Après la publication d’un décret de dissolution, BarakaCity s’est organisée : l’ONG a en effet contesté, devant le Conseil d’Etat, sa dissolution administrative décidée en Conseil des ministres. Les deux avocats de l’association musulmane rappellent que l’Etat veut, là, « cibler l’association à la suite d’un attentat avec lequel elle n’a strictement aucun lien et qu’elle a condamné fermement ». En effet, après l’assassinat d’un enseignant, Gérald Darmanin a décidé d’envoyer un message aux organisations musulmanes, même si celles-ci n’avaient rien à voir avec l’enquête.

Nouveau coup dur pour BarakaCity : après sa dissolution, l’ONG a eu la mauvaise surprise de voir ses dons bloqués par sa banque, la Société Générale. Après avoir annoncé vouloir s’installer en Turquie, Idriss Sihamedi, fondateur de l’ONG déplore l’attitude de sa banque.

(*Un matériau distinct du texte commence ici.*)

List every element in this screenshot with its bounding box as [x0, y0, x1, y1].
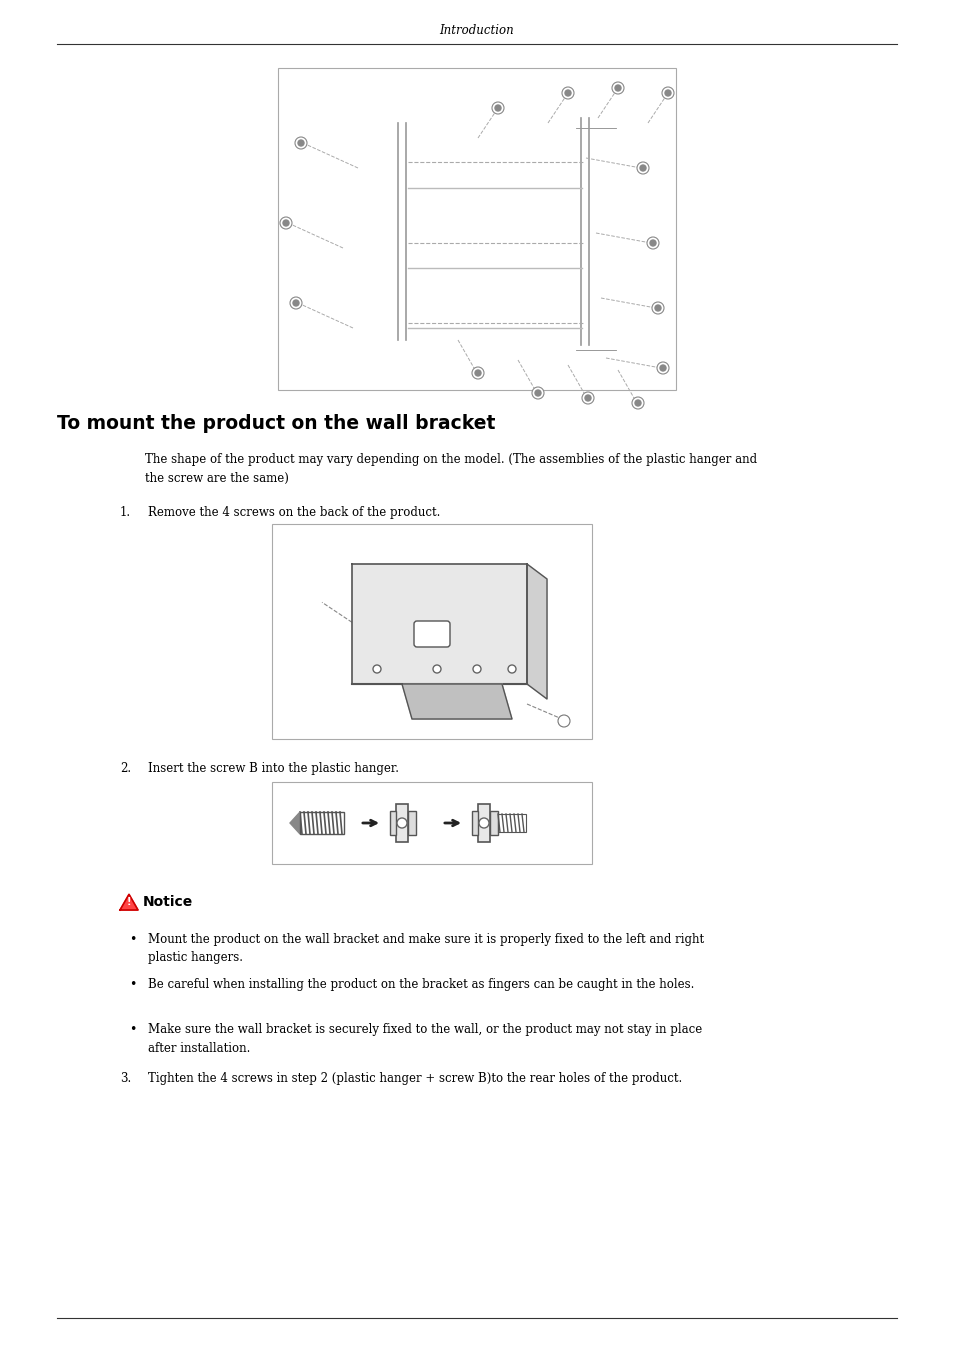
Bar [272, 782, 592, 864]
Circle shape [561, 86, 574, 99]
Bar [395, 805, 408, 842]
Circle shape [635, 400, 640, 406]
Circle shape [290, 297, 302, 309]
Polygon shape [352, 564, 526, 684]
Circle shape [532, 387, 543, 400]
Polygon shape [290, 811, 299, 834]
Text: Make sure the wall bracket is securely fixed to the wall, or the product may not: Make sure the wall bracket is securely f… [148, 1023, 701, 1054]
Text: Remove the 4 screws on the back of the product.: Remove the 4 screws on the back of the p… [148, 506, 440, 518]
Bar [277, 68, 676, 390]
Text: Mount the product on the wall bracket and make sure it is properly fixed to the : Mount the product on the wall bracket an… [148, 933, 703, 964]
Circle shape [639, 165, 645, 171]
Circle shape [581, 392, 594, 404]
Circle shape [297, 140, 304, 146]
Circle shape [294, 136, 307, 148]
Circle shape [472, 367, 483, 379]
Circle shape [646, 238, 659, 248]
Circle shape [659, 364, 665, 371]
Circle shape [558, 716, 569, 728]
Bar [408, 811, 416, 836]
Text: •: • [130, 933, 136, 946]
Circle shape [612, 82, 623, 94]
FancyBboxPatch shape [414, 621, 450, 647]
Bar [477, 805, 490, 842]
Circle shape [478, 818, 489, 828]
Bar [490, 811, 497, 836]
Circle shape [564, 90, 571, 96]
Text: !: ! [127, 896, 132, 907]
Polygon shape [526, 564, 546, 699]
Polygon shape [120, 894, 138, 910]
Text: Tighten the 4 screws in step 2 (plastic hanger + screw B)to the rear holes of th: Tighten the 4 screws in step 2 (plastic … [148, 1072, 681, 1085]
Circle shape [651, 302, 663, 315]
Circle shape [657, 362, 668, 374]
Text: The shape of the product may vary depending on the model. (The assemblies of the: The shape of the product may vary depend… [145, 454, 757, 485]
Text: 3.: 3. [120, 1072, 132, 1085]
Circle shape [655, 305, 660, 310]
Circle shape [492, 103, 503, 113]
Circle shape [433, 666, 440, 674]
Circle shape [396, 818, 407, 828]
Bar [299, 811, 344, 834]
Circle shape [280, 217, 292, 230]
Bar [390, 811, 395, 836]
Circle shape [637, 162, 648, 174]
Circle shape [615, 85, 620, 90]
Bar [497, 814, 525, 832]
Circle shape [664, 90, 670, 96]
Text: 2.: 2. [120, 761, 131, 775]
Text: 1.: 1. [120, 506, 131, 518]
Text: Introduction: Introduction [439, 23, 514, 36]
Circle shape [495, 105, 500, 111]
Text: •: • [130, 977, 136, 991]
Circle shape [293, 300, 298, 306]
Circle shape [473, 666, 480, 674]
Text: •: • [130, 1023, 136, 1035]
Circle shape [283, 220, 289, 225]
Circle shape [373, 666, 380, 674]
Circle shape [661, 86, 673, 99]
Circle shape [535, 390, 540, 396]
Circle shape [475, 370, 480, 377]
Bar [472, 811, 477, 836]
Circle shape [649, 240, 656, 246]
Text: Be careful when installing the product on the bracket as fingers can be caught i: Be careful when installing the product o… [148, 977, 694, 991]
Text: To mount the product on the wall bracket: To mount the product on the wall bracket [57, 414, 495, 433]
Text: Insert the screw B into the plastic hanger.: Insert the screw B into the plastic hang… [148, 761, 398, 775]
Circle shape [507, 666, 516, 674]
Text: Notice: Notice [143, 895, 193, 909]
Bar [272, 524, 592, 738]
Polygon shape [401, 684, 512, 720]
Circle shape [584, 396, 590, 401]
Circle shape [631, 397, 643, 409]
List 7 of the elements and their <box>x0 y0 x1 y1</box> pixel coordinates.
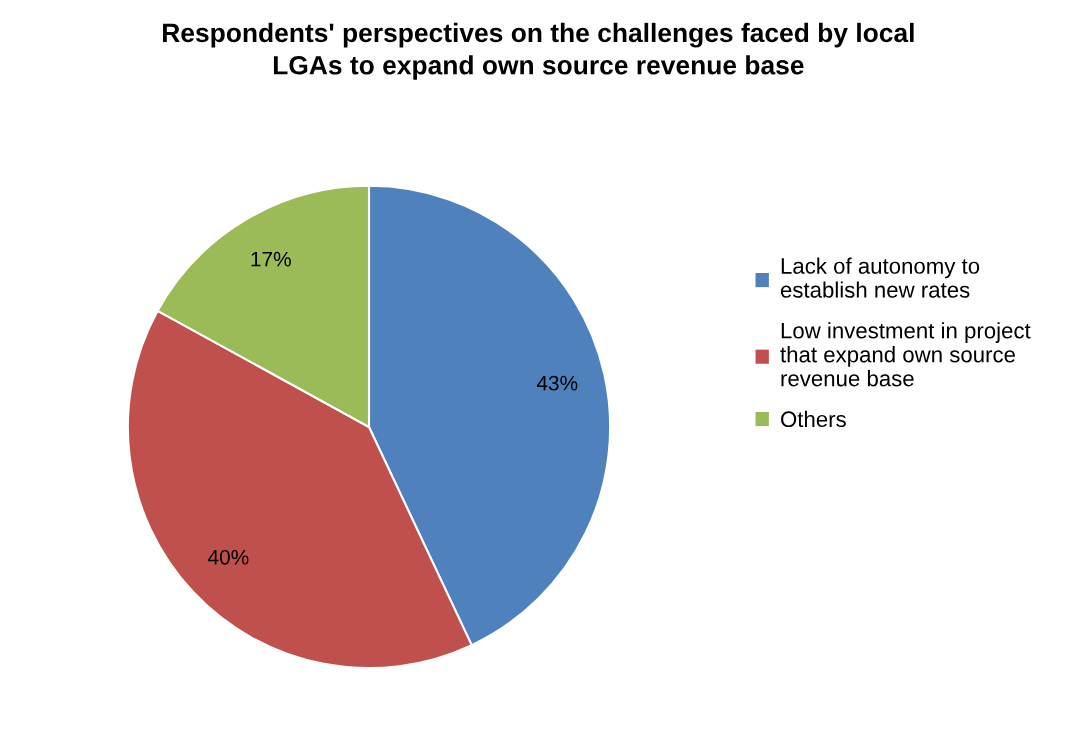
chart-title: Respondents' perspectives on the challenges faced by local LGAs to expand own source revenue base <box>163 22 914 80</box>
data-label: 17% <box>251 251 291 267</box>
data-label: 43% <box>536 375 578 391</box>
legend-label: Others <box>781 410 846 428</box>
legend-label: Lack of autonomy to establish new rates <box>780 257 980 298</box>
data-label: 40% <box>207 549 249 565</box>
legend-label: Low investment in project that expand own source revenue base <box>780 322 1031 387</box>
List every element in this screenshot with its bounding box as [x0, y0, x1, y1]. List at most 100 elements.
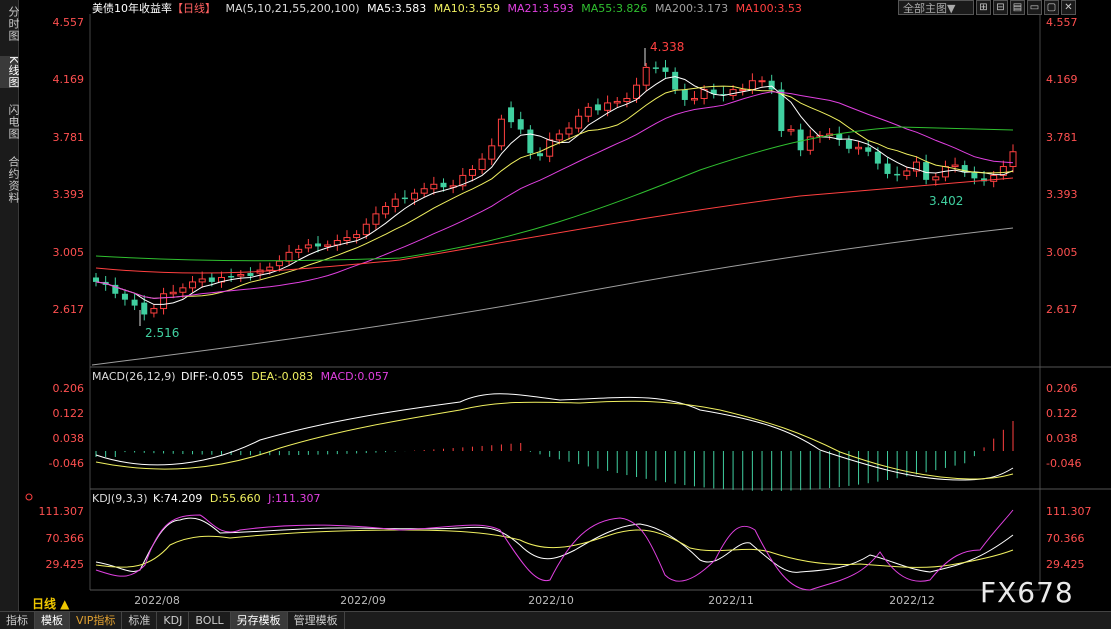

Il y a quelques jours, il indiquait en effet que « la Société Générale continue de garder 500 000€ de vos dons initialement destinés aux pauvres ».

BarakaCity raconte que, le 22 octobre, soit une semaine avant la dissolution, l’ONG a demandé à la Société Générale d’effectuer un virement vers le Togo, « pour la réalisation de 30 forages et pour notre clinique ». La banque aurait alors affirmé à l’association vouloir « conserver les fonds ».

Ces prochaines heures, BarakaCity assure vouloir engage « une plainte pour vol et escroquerie » contre la banque.« Nous userons d’autres moyens légaux pour que l’ensemble des dons soient transférés, conformément à nos statuts juridiques, vers notre nouveau siège », assure l’ONG.

L’avocat de BarakaCity déplore une situation « juridiquement aberrante », puisque l’ONG est privée d’accéder à ses fonds alors que « la dissolution de BarakaCity a été prononcée par une autorité administrative et qu’aucune audience n’a eu lieu ».